Die Bedeutung von körperlichem und seelischem Wohlergehen
Trotz der oben aufgeführten Kritikpunkte am Hedonismus bleibt ein wichtiger Aspekt dieser Theorie auch in heutigen ethischen Argumentationen erhalten. So werden Gesundheit und ein leidfreies Leben als wichtige, universelle Güter angesehen, die bei der Bewertung moralischer Fragen einen großen Stellenwert einnehmen. Das gilt auch für die Debatte um die moralische Vertretbarkeit des Genome Editing am Menschen, in der einige Argumente auf die Orientierungsmaßstäbe „Lebens- und Integritätsschutz“ sowie „Schädigungsvermeidung und Wohltätigkeit“ Bezug nehmen. Darüber hinaus können wir von der Theorie des Hedonismus die Aspekte der Seelenruhe und der emotionalen Ausgeglichenheit als wichtige Impulse mitnehmen. Durch sie werden wir daran erinnert, kritisch zu hinterfragen, inwiefern uns bestimmte Verbesserungen körperlicher Eigenschaften im Sinne des Enhancement, wie sie potentiell mit Genome Editing möglich sind, auf lange Sicht zufrieden und glücklich machen würden.
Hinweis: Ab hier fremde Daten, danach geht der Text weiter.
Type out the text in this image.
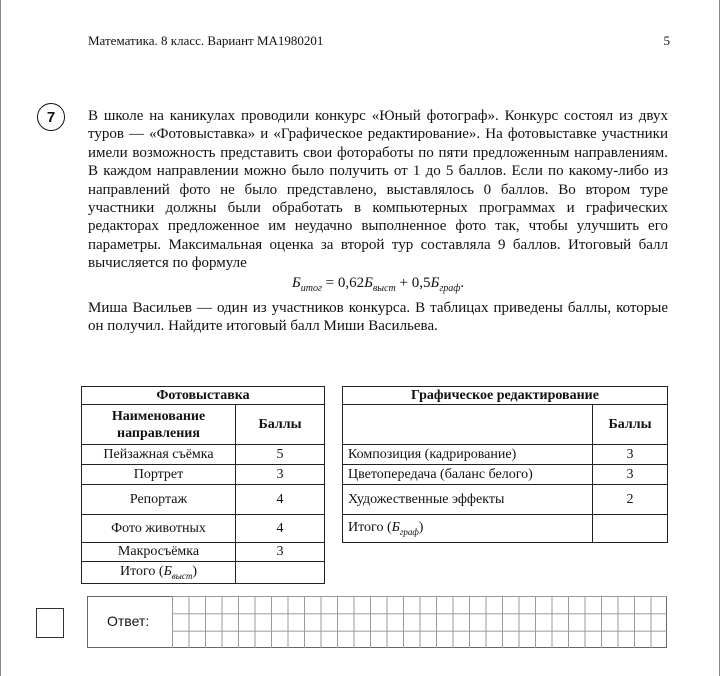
Математика. 8 класс. Вариант МА1980201	5
7 В школе на каникулах проводили конкурс «Юный фотограф». Конкурс состоял из двух туров — «Фотовыставка» и «Графическое редактирование». На фотовыставке участники имели возможность представить свои фотоработы по пяти предложенным направлениям. В каждом направлении можно было получить от 1 до 5 баллов. Если по какому-либо из направлений фото не было представлено, выставлялось 0 баллов. Во втором туре участники должны были обработать в компьютерных программах и графических редакторах предложенное им неудачно выполненное фото так, чтобы улучшить его параметры. Максимальная оценка за второй тур составляла 9 баллов. Итоговый балл вычисляется по формуле

$Б_{итог} = 0,62Б_{выст} + 0,5Б_{граф}$.

Миша Васильев — один из участников конкурса. В таблицах приведены баллы, которые он получил. Найдите итоговый балл Миши Васильева.

Фотовыставка	
Наименование направления	Баллы
Пейзажная съёмка	5
Портрет	3
Репортаж	4
Фото животных	4
Макросъёмка	3
Итого $(Б_{выст})$	
Графическое редактирование	
	Баллы
Композиция (кадрирование)	3
Цветопередача (баланс белого)	3
Художественные эффекты	2
Итого $(Б_{граф})$	
Ответ:
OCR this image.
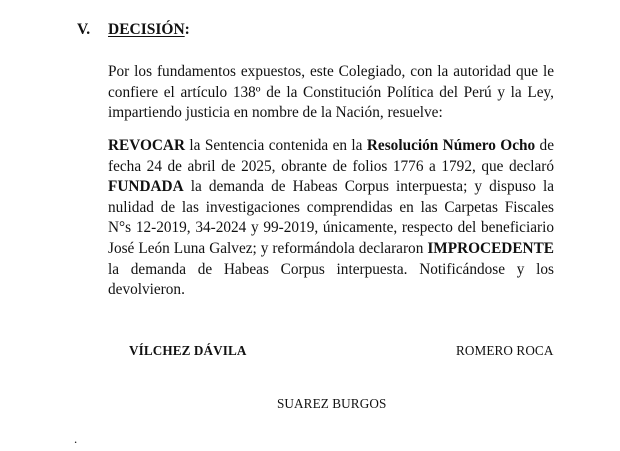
V. DECISIÓN:

Por los fundamentos expuestos, este Colegiado, con la autoridad que le confiere el artículo 138º de la Constitución Política del Perú y la Ley, impartiendo justicia en nombre de la Nación, resuelve:

REVOCAR la Sentencia contenida en la Resolución Número Ocho de fecha 24 de abril de 2025, obrante de folios 1776 a 1792, que declaró FUNDADA la demanda de Habeas Corpus interpuesta; y dispuso la nulidad de las investigaciones comprendidas en las Carpetas Fiscales N°s 12-2019, 34-2024 y 99-2019, únicamente, respecto del beneficiario José León Luna Galvez; y reformándola declararon IMPROCEDENTE la demanda de Habeas Corpus interpuesta. Notificándose y los devolvieron.

VÍLCHEZ DÁVILA	ROMERO ROCA
SUAREZ BURGOS
.
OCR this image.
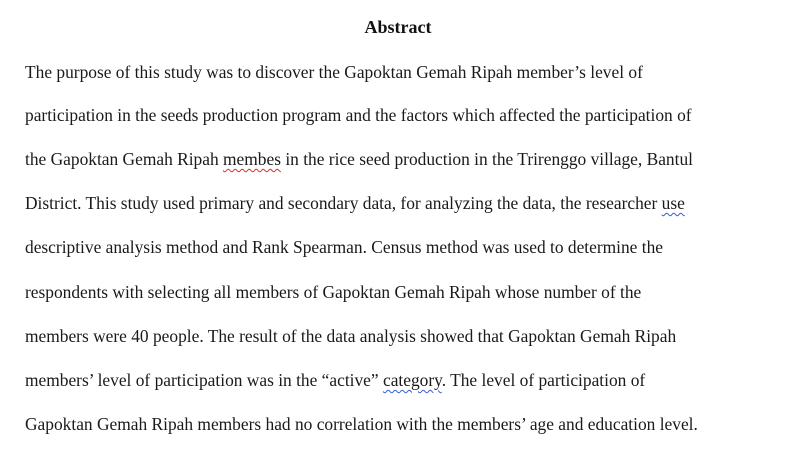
Abstract
The purpose of this study was to discover the Gapoktan Gemah Ripah member’s level of
participation in the seeds production program and the factors which affected the participation of
the Gapoktan Gemah Ripah membes in the rice seed production in the Trirenggo village, Bantul
District. This study used primary and secondary data, for analyzing the data, the researcher use
descriptive analysis method and Rank Spearman. Census method was used to determine the
respondents with selecting all members of Gapoktan Gemah Ripah whose number of the
members were 40 people. The result of the data analysis showed that Gapoktan Gemah Ripah
members’ level of participation was in the “active” category. The level of participation of
Gapoktan Gemah Ripah members had no correlation with the members’ age and education level.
Textquelle: Epikur, „Brief an Menoikeus“, in: Philosophisches Lesebuch, herausgegeben von Hans-Georg Gadamer, Fischer Taschenbuch Verlag, Frankfurt am Main 2004, S. 203 – 207.
[1] Siehe jedoch den Beitrag von Bernulf Kanitschneider, Das hedonistische Manifest, S. Hirzel Verlag, Stuttgart 2011.